The Star reported on Monday that MKMVA chairman Kebby Maphatsoe had accused Madonsela of being a CIA plant.
However, at a press briefing later in the day, the MKMVA denied the statement.
“He did make reference to the possibility of a CIA machination in an attempt to destabilise the country,” Maphatsoe’s special adviser Ike Moroe told reporters in Johannesburg.
“[However] nothing is impossible… from the international intelligence community.”
Madonsela has reportedly threatened legal action unless he retracts the claim and apologises, or provides irrefutable proof of it.
She has come under attack from the ANC and some alliance structures since sending a letter to President Jacob Zuma last month asking him for details about when he will respond to recommendations in her report on the upgrades to his home at Nkandla, in KwaZulu-Natal.
Opposition parties on Monday condemned Maphatsoe’s remarks.
The Democratic Alliance demanded that Maphatsoe, who is also the deputy minister of defence, withdraw his comments and apologise.

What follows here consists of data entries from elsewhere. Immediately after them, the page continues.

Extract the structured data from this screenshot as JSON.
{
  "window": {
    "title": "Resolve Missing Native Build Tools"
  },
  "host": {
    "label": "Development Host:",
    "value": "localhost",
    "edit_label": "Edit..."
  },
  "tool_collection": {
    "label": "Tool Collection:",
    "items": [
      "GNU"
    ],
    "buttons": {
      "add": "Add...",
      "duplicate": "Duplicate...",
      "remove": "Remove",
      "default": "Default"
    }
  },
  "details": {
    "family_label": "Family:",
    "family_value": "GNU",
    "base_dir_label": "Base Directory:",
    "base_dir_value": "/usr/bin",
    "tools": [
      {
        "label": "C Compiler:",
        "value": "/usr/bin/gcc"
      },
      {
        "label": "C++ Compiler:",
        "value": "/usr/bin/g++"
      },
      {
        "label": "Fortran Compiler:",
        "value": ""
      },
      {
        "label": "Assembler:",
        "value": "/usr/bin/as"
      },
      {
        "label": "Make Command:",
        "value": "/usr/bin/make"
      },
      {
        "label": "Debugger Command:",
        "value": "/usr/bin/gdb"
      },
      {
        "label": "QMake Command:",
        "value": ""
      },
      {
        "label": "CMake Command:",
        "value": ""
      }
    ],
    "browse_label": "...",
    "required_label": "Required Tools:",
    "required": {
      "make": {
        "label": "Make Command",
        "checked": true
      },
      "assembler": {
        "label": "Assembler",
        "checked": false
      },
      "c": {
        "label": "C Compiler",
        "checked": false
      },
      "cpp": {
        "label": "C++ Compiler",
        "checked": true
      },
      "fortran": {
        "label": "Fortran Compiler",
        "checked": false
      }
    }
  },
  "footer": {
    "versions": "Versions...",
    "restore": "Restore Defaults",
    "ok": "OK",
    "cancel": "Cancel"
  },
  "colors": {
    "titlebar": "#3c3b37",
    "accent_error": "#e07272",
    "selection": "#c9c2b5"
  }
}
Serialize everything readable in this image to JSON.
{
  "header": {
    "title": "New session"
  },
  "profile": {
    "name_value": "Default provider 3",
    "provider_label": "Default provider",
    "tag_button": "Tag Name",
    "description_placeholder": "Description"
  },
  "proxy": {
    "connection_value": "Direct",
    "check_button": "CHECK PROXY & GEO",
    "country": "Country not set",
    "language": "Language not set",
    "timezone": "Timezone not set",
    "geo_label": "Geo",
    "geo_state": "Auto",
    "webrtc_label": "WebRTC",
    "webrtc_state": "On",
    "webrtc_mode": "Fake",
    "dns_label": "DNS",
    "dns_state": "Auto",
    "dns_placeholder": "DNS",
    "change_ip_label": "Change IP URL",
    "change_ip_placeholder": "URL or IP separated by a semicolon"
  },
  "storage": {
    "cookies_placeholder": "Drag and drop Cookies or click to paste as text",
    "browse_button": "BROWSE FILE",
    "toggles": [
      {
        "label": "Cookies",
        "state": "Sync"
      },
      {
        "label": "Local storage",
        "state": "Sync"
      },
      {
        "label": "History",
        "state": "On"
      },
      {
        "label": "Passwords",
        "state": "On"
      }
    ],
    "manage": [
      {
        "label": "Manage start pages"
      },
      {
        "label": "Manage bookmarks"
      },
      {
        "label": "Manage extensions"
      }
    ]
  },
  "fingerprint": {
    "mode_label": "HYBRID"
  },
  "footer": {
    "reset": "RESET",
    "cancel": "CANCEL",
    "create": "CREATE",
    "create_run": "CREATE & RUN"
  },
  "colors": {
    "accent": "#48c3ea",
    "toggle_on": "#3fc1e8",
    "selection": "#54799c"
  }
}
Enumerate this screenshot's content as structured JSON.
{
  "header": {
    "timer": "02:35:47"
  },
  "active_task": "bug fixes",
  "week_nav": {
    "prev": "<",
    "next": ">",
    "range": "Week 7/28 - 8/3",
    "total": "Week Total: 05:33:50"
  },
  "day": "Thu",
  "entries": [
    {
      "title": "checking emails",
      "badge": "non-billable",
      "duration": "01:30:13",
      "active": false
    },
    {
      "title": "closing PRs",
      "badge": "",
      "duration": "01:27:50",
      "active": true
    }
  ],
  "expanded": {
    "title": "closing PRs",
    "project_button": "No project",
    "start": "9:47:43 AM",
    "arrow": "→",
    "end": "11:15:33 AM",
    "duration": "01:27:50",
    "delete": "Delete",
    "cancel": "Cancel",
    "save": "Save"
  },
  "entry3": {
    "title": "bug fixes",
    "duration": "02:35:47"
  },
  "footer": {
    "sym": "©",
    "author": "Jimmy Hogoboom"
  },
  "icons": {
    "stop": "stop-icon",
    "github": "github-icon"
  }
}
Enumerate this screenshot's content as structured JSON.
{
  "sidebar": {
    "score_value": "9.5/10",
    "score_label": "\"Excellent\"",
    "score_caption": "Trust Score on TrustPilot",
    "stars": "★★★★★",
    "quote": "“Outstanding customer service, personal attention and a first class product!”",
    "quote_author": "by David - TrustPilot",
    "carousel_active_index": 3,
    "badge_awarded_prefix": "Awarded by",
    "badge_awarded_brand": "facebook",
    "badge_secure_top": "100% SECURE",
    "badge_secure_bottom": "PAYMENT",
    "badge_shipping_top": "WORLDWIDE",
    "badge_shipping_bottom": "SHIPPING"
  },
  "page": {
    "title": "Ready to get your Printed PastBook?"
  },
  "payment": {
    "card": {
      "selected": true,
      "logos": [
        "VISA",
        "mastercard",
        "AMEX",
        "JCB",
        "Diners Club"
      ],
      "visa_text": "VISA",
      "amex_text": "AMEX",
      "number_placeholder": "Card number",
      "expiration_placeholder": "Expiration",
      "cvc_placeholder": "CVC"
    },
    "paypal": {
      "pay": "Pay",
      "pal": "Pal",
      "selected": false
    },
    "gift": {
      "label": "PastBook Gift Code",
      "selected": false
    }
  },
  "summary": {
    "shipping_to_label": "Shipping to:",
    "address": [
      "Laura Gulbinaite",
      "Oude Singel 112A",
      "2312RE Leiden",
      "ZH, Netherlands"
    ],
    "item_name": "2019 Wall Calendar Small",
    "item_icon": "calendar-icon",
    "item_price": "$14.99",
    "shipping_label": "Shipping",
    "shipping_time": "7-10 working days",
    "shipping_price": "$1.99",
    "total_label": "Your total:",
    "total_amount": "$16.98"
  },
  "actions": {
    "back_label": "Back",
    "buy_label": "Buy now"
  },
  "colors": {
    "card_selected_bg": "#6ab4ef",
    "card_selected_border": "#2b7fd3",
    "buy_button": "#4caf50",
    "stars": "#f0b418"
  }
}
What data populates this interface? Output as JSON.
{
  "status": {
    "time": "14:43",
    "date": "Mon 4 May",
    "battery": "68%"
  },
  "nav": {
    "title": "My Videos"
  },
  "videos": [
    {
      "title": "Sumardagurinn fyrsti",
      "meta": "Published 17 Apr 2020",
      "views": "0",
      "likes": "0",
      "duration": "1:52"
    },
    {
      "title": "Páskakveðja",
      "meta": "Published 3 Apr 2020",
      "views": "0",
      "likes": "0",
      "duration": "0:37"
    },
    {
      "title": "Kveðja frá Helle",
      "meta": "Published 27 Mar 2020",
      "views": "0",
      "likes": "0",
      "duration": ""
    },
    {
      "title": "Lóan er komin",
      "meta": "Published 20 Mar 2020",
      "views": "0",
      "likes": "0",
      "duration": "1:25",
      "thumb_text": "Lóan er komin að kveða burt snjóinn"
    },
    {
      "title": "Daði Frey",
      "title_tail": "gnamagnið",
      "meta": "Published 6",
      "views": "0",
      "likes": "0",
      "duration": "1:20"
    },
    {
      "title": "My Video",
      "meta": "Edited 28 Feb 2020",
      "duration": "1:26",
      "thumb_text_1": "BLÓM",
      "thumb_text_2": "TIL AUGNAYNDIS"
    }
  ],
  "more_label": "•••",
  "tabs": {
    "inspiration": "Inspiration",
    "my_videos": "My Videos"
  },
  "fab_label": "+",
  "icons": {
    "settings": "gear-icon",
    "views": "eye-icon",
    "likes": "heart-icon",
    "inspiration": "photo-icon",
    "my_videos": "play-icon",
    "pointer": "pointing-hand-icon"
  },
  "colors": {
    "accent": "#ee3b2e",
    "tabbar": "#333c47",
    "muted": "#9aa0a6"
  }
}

“I will… request the chairperson of the portfolio committee on justice and correctional services, Mathole Motshekga, to summon the deputy minister before the committee to provide substantiation for these serious allegations,” DA MP Werner Horn said in a statement.
“If the deputy minister fails to provide proof to support his claims, swift action must be taken against him to prevent these kinds of fabrications from happening in future.”
Earlier, Maphatsoe said MK members had been trained to spot “enemy agents”.
“We know how foreign intelligence works and we are not just thumbsucking. We’ve got those [sic] expertise amongst us and we not taking chances,” he said.
“We have people who were in the intelligence of the African National Congress [who are] able to identify enemy agents…”
The United Democratic Movement said Maphatsoe’s comments were “distasteful”.
“The sounds coming from the peanut gallery are a desperate attempt at discrediting a constitutional body that is doing its job properly,” UDM secretary general Bongani Msomi said in a statement.
It was unbecoming of Maphatsoe to make such a comment, especially because he was a deputy minister, Msomi said.
The Congress of the People said Maphatsoe’s comments were dangerous and called on him to provide proof.
“Cope is calling upon him to come forward with evidence and proof of his allegations on the public protector,” spokesman Dennis Bloem said.
“If he can’t, then we will call upon the president to remove him from his position immediately.”
The party said if Maphatsoe was not stopped he would cause more harm to the country’s already dented image.